Headline: "No One Forgets a Name When It’s Strange"

What the story's about: It's totally passé to name your fashion label after yourself anymore, so designers are resorting to the bizarre.

Great line: "The exponential expansion of the number of fashion labels over the last decade, fashion’s equivalent of the Big Bang, has not only swollen the fashion calendar to bursting. It has also made it bad form — not just uncompetitive and unoriginal — to do something as 20th century as naming your fashion line after yourself." 

Takeaway: How do you even make this "Ø" letter

How to Be a Model and a Person

Headline: "Calling All Anti-Models" (print headline may be "So You Think You Can Model?")

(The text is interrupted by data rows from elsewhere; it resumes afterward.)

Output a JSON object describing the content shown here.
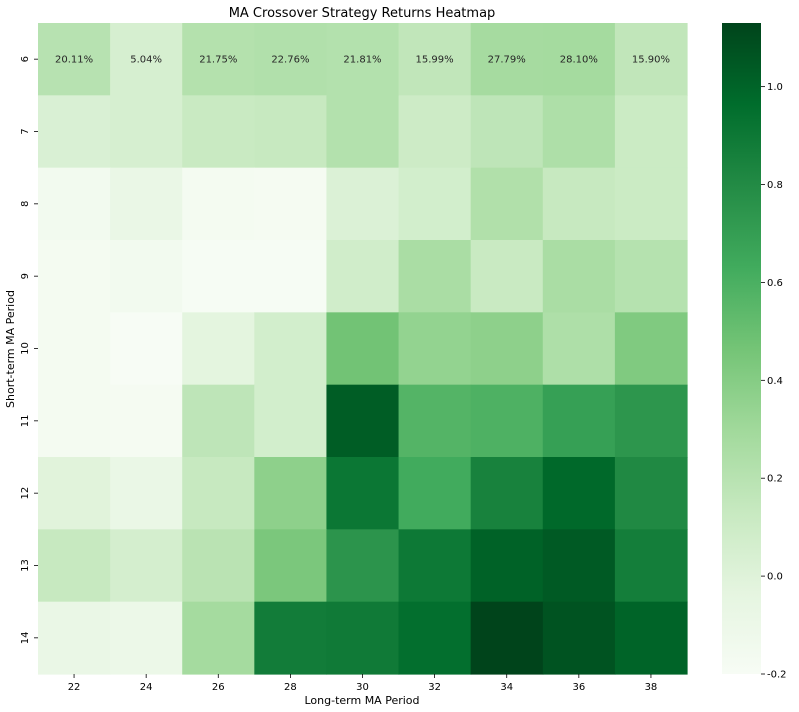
{
  "chart_data": {
    "type": "heatmap",
    "title": "MA Crossover Strategy Returns Heatmap",
    "xlabel": "Long-term MA Period",
    "ylabel": "Short-term MA Period",
    "x_categories": [
      "22",
      "24",
      "26",
      "28",
      "30",
      "32",
      "34",
      "36",
      "38"
    ],
    "y_categories": [
      "6",
      "7",
      "8",
      "9",
      "10",
      "11",
      "12",
      "13",
      "14"
    ],
    "values": [
      [
        0.2011,
        0.0504,
        0.2175,
        0.2276,
        0.2181,
        0.1599,
        0.2779,
        0.281,
        0.159
      ],
      [
        0.03,
        0.05,
        0.12,
        0.13,
        0.22,
        0.1,
        0.17,
        0.24,
        0.11
      ],
      [
        -0.15,
        -0.08,
        -0.17,
        -0.18,
        0.02,
        0.07,
        0.23,
        0.13,
        0.11
      ],
      [
        -0.17,
        -0.15,
        -0.19,
        -0.19,
        0.08,
        0.26,
        0.12,
        0.26,
        0.21
      ],
      [
        -0.17,
        -0.2,
        -0.03,
        0.07,
        0.47,
        0.35,
        0.37,
        0.24,
        0.42
      ],
      [
        -0.17,
        -0.18,
        0.17,
        0.07,
        1.03,
        0.57,
        0.59,
        0.69,
        0.74
      ],
      [
        -0.01,
        -0.08,
        0.13,
        0.37,
        0.91,
        0.63,
        0.85,
        0.98,
        0.81
      ],
      [
        0.13,
        0.06,
        0.19,
        0.44,
        0.75,
        0.9,
        1.01,
        1.04,
        0.87
      ],
      [
        -0.08,
        -0.1,
        0.28,
        0.88,
        0.89,
        0.95,
        1.13,
        1.07,
        1.0
      ]
    ],
    "annotations": [
      [
        "20.11%",
        "5.04%",
        "21.75%",
        "22.76%",
        "21.81%",
        "15.99%",
        "27.79%",
        "28.10%",
        "15.90%"
      ]
    ],
    "colorbar": {
      "min": -0.2,
      "max": 1.13,
      "ticks": [
        "-0.2",
        "0.0",
        "0.2",
        "0.4",
        "0.6",
        "0.8",
        "1.0"
      ],
      "tick_values": [
        -0.2,
        0.0,
        0.2,
        0.4,
        0.6,
        0.8,
        1.0
      ]
    },
    "colormap": "Greens",
    "colormap_stops": [
      "#f7fcf5",
      "#e5f5e0",
      "#c7e9c0",
      "#a1d99b",
      "#74c476",
      "#41ab5d",
      "#238b45",
      "#006d2c",
      "#00441b"
    ],
    "grid": false
  }
}
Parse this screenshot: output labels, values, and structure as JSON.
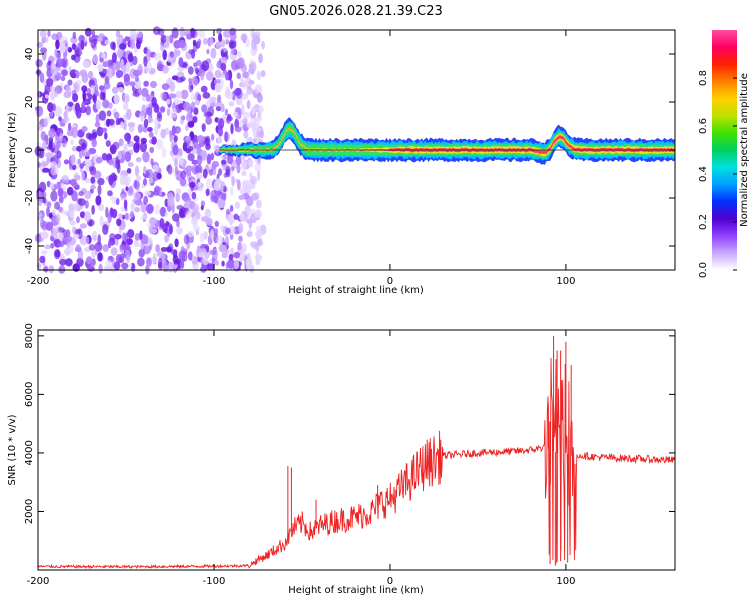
{
  "title": "GN05.2026.028.21.39.C23",
  "chart_data": [
    {
      "type": "heatmap",
      "title": "GN05.2026.028.21.39.C23",
      "xlabel": "Height of straight line (km)",
      "ylabel": "Frequency (Hz)",
      "xlim": [
        -200,
        162
      ],
      "ylim": [
        -50,
        50
      ],
      "x_ticks": [
        -200,
        -100,
        0,
        100
      ],
      "x_tick_labels": [
        "-200",
        "-100",
        "0",
        "100"
      ],
      "y_ticks": [
        -40,
        -20,
        0,
        20,
        40
      ],
      "y_tick_labels": [
        "-40",
        "-20",
        "0",
        "20",
        "40"
      ],
      "noise_region_x": [
        -200,
        -72
      ],
      "signal_band": {
        "x_start": -97,
        "x_end": 162,
        "center_frequency_hz": 0,
        "features": [
          {
            "x": -57,
            "frequency_hz": 9
          },
          {
            "x": -20,
            "frequency_hz": 0
          },
          {
            "x": 50,
            "frequency_hz": 0
          },
          {
            "x": 90,
            "frequency_hz": -2
          },
          {
            "x": 96,
            "frequency_hz": 6
          }
        ]
      },
      "colorbar": {
        "label": "Normalized spectral amplitude",
        "range": [
          0,
          1
        ],
        "ticks": [
          0.0,
          0.2,
          0.4,
          0.6,
          0.8
        ],
        "tick_labels": [
          "0.0",
          "0.2",
          "0.4",
          "0.6",
          "0.8"
        ],
        "colors": [
          "#ffffff",
          "#c8a8ff",
          "#9040ff",
          "#5000d0",
          "#0030ff",
          "#00a0ff",
          "#00e0e0",
          "#00d060",
          "#40e000",
          "#c0e000",
          "#ffd000",
          "#ff8000",
          "#ff2000",
          "#ff0060",
          "#ff4aa0"
        ]
      }
    },
    {
      "type": "line",
      "xlabel": "Height of straight line (km)",
      "ylabel": "SNR (10 * v/v)",
      "xlim": [
        -200,
        162
      ],
      "ylim": [
        0,
        8200
      ],
      "x_ticks": [
        -200,
        -100,
        0,
        100
      ],
      "x_tick_labels": [
        "-200",
        "-100",
        "0",
        "100"
      ],
      "y_ticks": [
        2000,
        4000,
        6000,
        8000
      ],
      "y_tick_labels": [
        "2000",
        "4000",
        "6000",
        "8000"
      ],
      "color": "#ee2222",
      "series": [
        {
          "name": "SNR",
          "x": [
            -200,
            -150,
            -100,
            -80,
            -75,
            -70,
            -60,
            -55,
            -50,
            -45,
            -40,
            -30,
            -20,
            -10,
            -5,
            0,
            10,
            20,
            30,
            50,
            70,
            80,
            88,
            92,
            95,
            98,
            100,
            103,
            106,
            110,
            120,
            140,
            162
          ],
          "values": [
            120,
            110,
            130,
            150,
            350,
            500,
            900,
            1400,
            1600,
            1300,
            1500,
            1700,
            1800,
            2000,
            2300,
            2400,
            3000,
            3600,
            3900,
            4000,
            4050,
            4100,
            4200,
            4100,
            4000,
            4000,
            4000,
            3900,
            3950,
            3900,
            3850,
            3800,
            3750
          ]
        }
      ],
      "spikes": [
        {
          "x": -58,
          "value": 3550
        },
        {
          "x": -56,
          "value": 3500
        },
        {
          "x": -42,
          "value": 2400
        },
        {
          "x": -7,
          "value": 2900
        },
        {
          "x": 90,
          "value": 5700
        },
        {
          "x": 93,
          "value": 8000
        },
        {
          "x": 95,
          "value": 7500
        },
        {
          "x": 97,
          "value": 7500
        },
        {
          "x": 100,
          "value": 7800
        },
        {
          "x": 103,
          "value": 7000
        }
      ],
      "dips": [
        {
          "x": 91,
          "value": 200
        },
        {
          "x": 94,
          "value": 150
        },
        {
          "x": 97,
          "value": 300
        },
        {
          "x": 101,
          "value": 250
        }
      ]
    }
  ]
}
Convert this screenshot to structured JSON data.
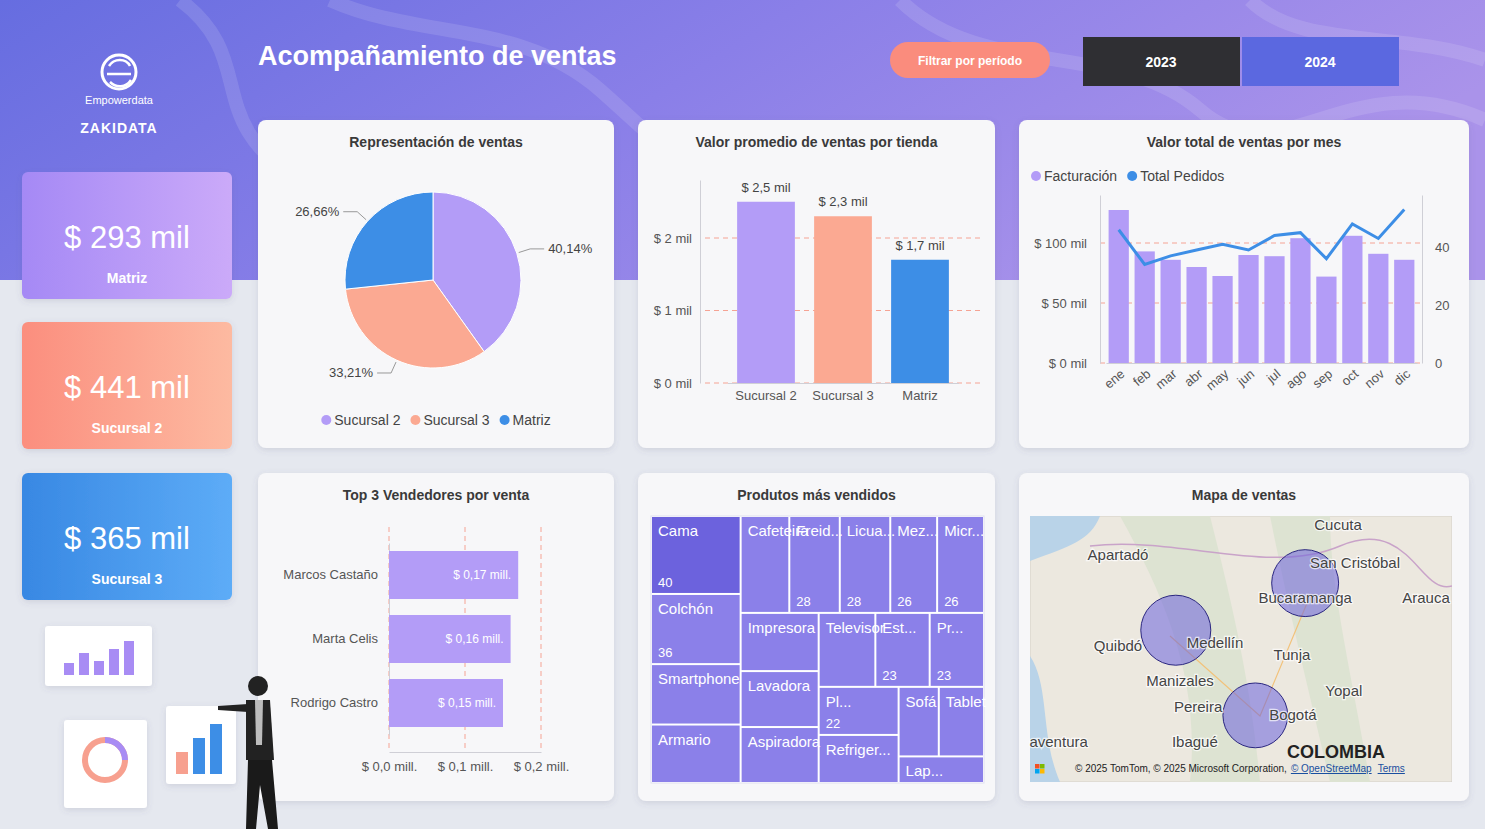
{
  "header": {
    "logo_text": "Empowerdata",
    "brand": "ZAKIDATA",
    "title": "Acompañamiento de ventas",
    "filter_button": "Filtrar por período",
    "years": [
      "2023",
      "2024"
    ]
  },
  "kpis": [
    {
      "value": "$ 293 mil",
      "label": "Matriz"
    },
    {
      "value": "$ 441 mil",
      "label": "Sucursal 2"
    },
    {
      "value": "$ 365 mil",
      "label": "Sucursal 3"
    }
  ],
  "chart_data": [
    {
      "type": "pie",
      "title": "Representación de ventas",
      "categories": [
        "Sucursal 2",
        "Sucursal 3",
        "Matriz"
      ],
      "values": [
        40.14,
        33.21,
        26.66
      ],
      "value_labels": [
        "40,14%",
        "33,21%",
        "26,66%"
      ],
      "colors": [
        "#b39cf7",
        "#fba992",
        "#3d8ee6"
      ],
      "data_labels": true,
      "legend": "bottom"
    },
    {
      "type": "bar",
      "title": "Valor promedio de ventas por tienda",
      "categories": [
        "Sucursal 2",
        "Sucursal 3",
        "Matriz"
      ],
      "values": [
        2.5,
        2.3,
        1.7
      ],
      "value_labels": [
        "$ 2,5 mil",
        "$ 2,3 mil",
        "$ 1,7 mil"
      ],
      "colors": [
        "#b39cf7",
        "#fba992",
        "#3d8ee6"
      ],
      "ylim": [
        0,
        2.8
      ],
      "yticks": [
        {
          "value": 0,
          "label": "$ 0 mil"
        },
        {
          "value": 1,
          "label": "$ 1 mil"
        },
        {
          "value": 2,
          "label": "$ 2 mil"
        }
      ],
      "grid": true,
      "data_labels": true
    },
    {
      "type": "combo",
      "title": "Valor total de ventas por mes",
      "categories": [
        "ene",
        "feb",
        "mar",
        "abr",
        "may",
        "jun",
        "jul",
        "ago",
        "sep",
        "oct",
        "nov",
        "dic"
      ],
      "series": [
        {
          "name": "Facturación",
          "type": "bar",
          "color": "#b39cf7",
          "values": [
            127.5,
            93,
            86,
            80,
            72.5,
            90,
            89,
            104,
            72,
            106,
            91,
            86
          ]
        },
        {
          "name": "Total Pedidos",
          "type": "line",
          "color": "#3d8ee6",
          "axis": "y2",
          "values": [
            46,
            34,
            37,
            39,
            41,
            39,
            44,
            45,
            36,
            48,
            43,
            53
          ]
        }
      ],
      "ylim": [
        0,
        140
      ],
      "yticks": [
        {
          "value": 0,
          "label": "$ 0 mil"
        },
        {
          "value": 50,
          "label": "$ 50 mil"
        },
        {
          "value": 100,
          "label": "$ 100 mil"
        }
      ],
      "y2lim": [
        0,
        58
      ],
      "y2ticks": [
        0,
        20,
        40
      ],
      "grid": true,
      "legend": "top-left"
    },
    {
      "type": "bar",
      "orientation": "horizontal",
      "title": "Top 3 Vendedores por venta",
      "categories": [
        "Marcos Castaño",
        "Marta Celis",
        "Rodrigo Castro"
      ],
      "values": [
        0.17,
        0.16,
        0.15
      ],
      "value_labels": [
        "$ 0,17 mill.",
        "$ 0,16 mill.",
        "$ 0,15 mill."
      ],
      "color": "#b39cf7",
      "xlim": [
        0,
        0.2
      ],
      "xticks": [
        {
          "value": 0,
          "label": "$ 0,0 mill."
        },
        {
          "value": 0.1,
          "label": "$ 0,1 mill."
        },
        {
          "value": 0.2,
          "label": "$ 0,2 mill."
        }
      ],
      "grid": true,
      "data_labels": true
    },
    {
      "type": "treemap",
      "title": "Produtos más vendidos",
      "categories": [
        "Cama",
        "Colchón",
        "Smartphone",
        "Armario",
        "Cafeteira",
        "Freid...",
        "Licua...",
        "Mez...",
        "Micr...",
        "Impresora",
        "Lavadora",
        "Aspiradora",
        "Televisor",
        "Est...",
        "Pr...",
        "Pl...",
        "Refriger...",
        "Sofá",
        "Tablet",
        "Lap..."
      ],
      "values": [
        40,
        36,
        31,
        30,
        27,
        28,
        28,
        26,
        26,
        26,
        25,
        25,
        24,
        23,
        23,
        22,
        22,
        16,
        18,
        13
      ],
      "value_labels": [
        "40",
        "36",
        null,
        null,
        null,
        "28",
        "28",
        "26",
        "26",
        null,
        null,
        null,
        null,
        "23",
        "23",
        "22",
        null,
        null,
        null,
        null
      ],
      "colors": [
        "#6c62dd",
        "#8b80e9",
        "#8b80e9",
        "#8b80e9",
        "#8b80e9",
        "#8b80e9",
        "#8b80e9",
        "#8b80e9",
        "#8b80e9",
        "#8b80e9",
        "#8b80e9",
        "#8b80e9",
        "#8b80e9",
        "#8b80e9",
        "#8b80e9",
        "#8b80e9",
        "#8b80e9",
        "#8b80e9",
        "#8b80e9",
        "#8b80e9"
      ],
      "data_labels": true
    },
    {
      "type": "map",
      "title": "Mapa de ventas",
      "xlim": [
        -78.29,
        -70.33
      ],
      "ylim": [
        3.35,
        8.66
      ],
      "tick_labels": false,
      "color": "#6c62dd",
      "x": [
        -75.54,
        -73.1,
        -74.04
      ],
      "values": [
        6.38,
        7.32,
        4.68
      ],
      "size": [
        35,
        32,
        30
      ],
      "places": [
        {
          "label": "Cucuta",
          "x": -72.48,
          "y": 8.5
        },
        {
          "label": "Apartadó",
          "x": -76.63,
          "y": 7.9
        },
        {
          "label": "San Cristóbal",
          "x": -72.16,
          "y": 7.74
        },
        {
          "label": "Bucaramanga",
          "x": -73.1,
          "y": 7.04
        },
        {
          "label": "Arauca",
          "x": -70.82,
          "y": 7.04
        },
        {
          "label": "Quibdó",
          "x": -76.63,
          "y": 6.08
        },
        {
          "label": "Medellín",
          "x": -74.8,
          "y": 6.14
        },
        {
          "label": "Tunja",
          "x": -73.35,
          "y": 5.9
        },
        {
          "label": "Manizales",
          "x": -75.46,
          "y": 5.38
        },
        {
          "label": "Yopal",
          "x": -72.37,
          "y": 5.18
        },
        {
          "label": "Pereira",
          "x": -75.12,
          "y": 4.86
        },
        {
          "label": "Bogotá",
          "x": -73.33,
          "y": 4.7
        },
        {
          "label": "Ibagué",
          "x": -75.18,
          "y": 4.16
        },
        {
          "label": "aventura",
          "x": -77.75,
          "y": 4.16
        }
      ],
      "country_label": {
        "label": "COLOMBIA",
        "x": -72.52,
        "y": 3.94
      },
      "attribution": "© 2025 TomTom, © 2025 Microsoft Corporation,",
      "attribution_link": "© OpenStreetMap",
      "terms": "Terms"
    }
  ]
}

What the story's about: Daisuke Obana, the designer of "niche men's-wear label called N.Hoolywood," finds so-called regular people to model for him during his runway shows.

Great line: "Mr. Maltz, 21, wearing an Army jacket with a digital camouflage print, with floppy, dirty-blond hair and hazel eyes that look as if they were colored with a highlighter, is accustomed to people stopping him on the street, asking if he had ever thought of being a model." 

Takeaway: These people are still really, really, really ridiculously good looking.

How to Make a Soundtrack for Carolina Herrera

Headline: "Runway Crescendo: Strut Over, Beethoven"

What the story's about: The designer commissioned music, which ended up providing inspiration for the collection.

Great line: "To transform Beethoven into runway music, Mr. Hodge brought in theatrical elements." 

Takeaway: We can't snark. This actually sounds cool.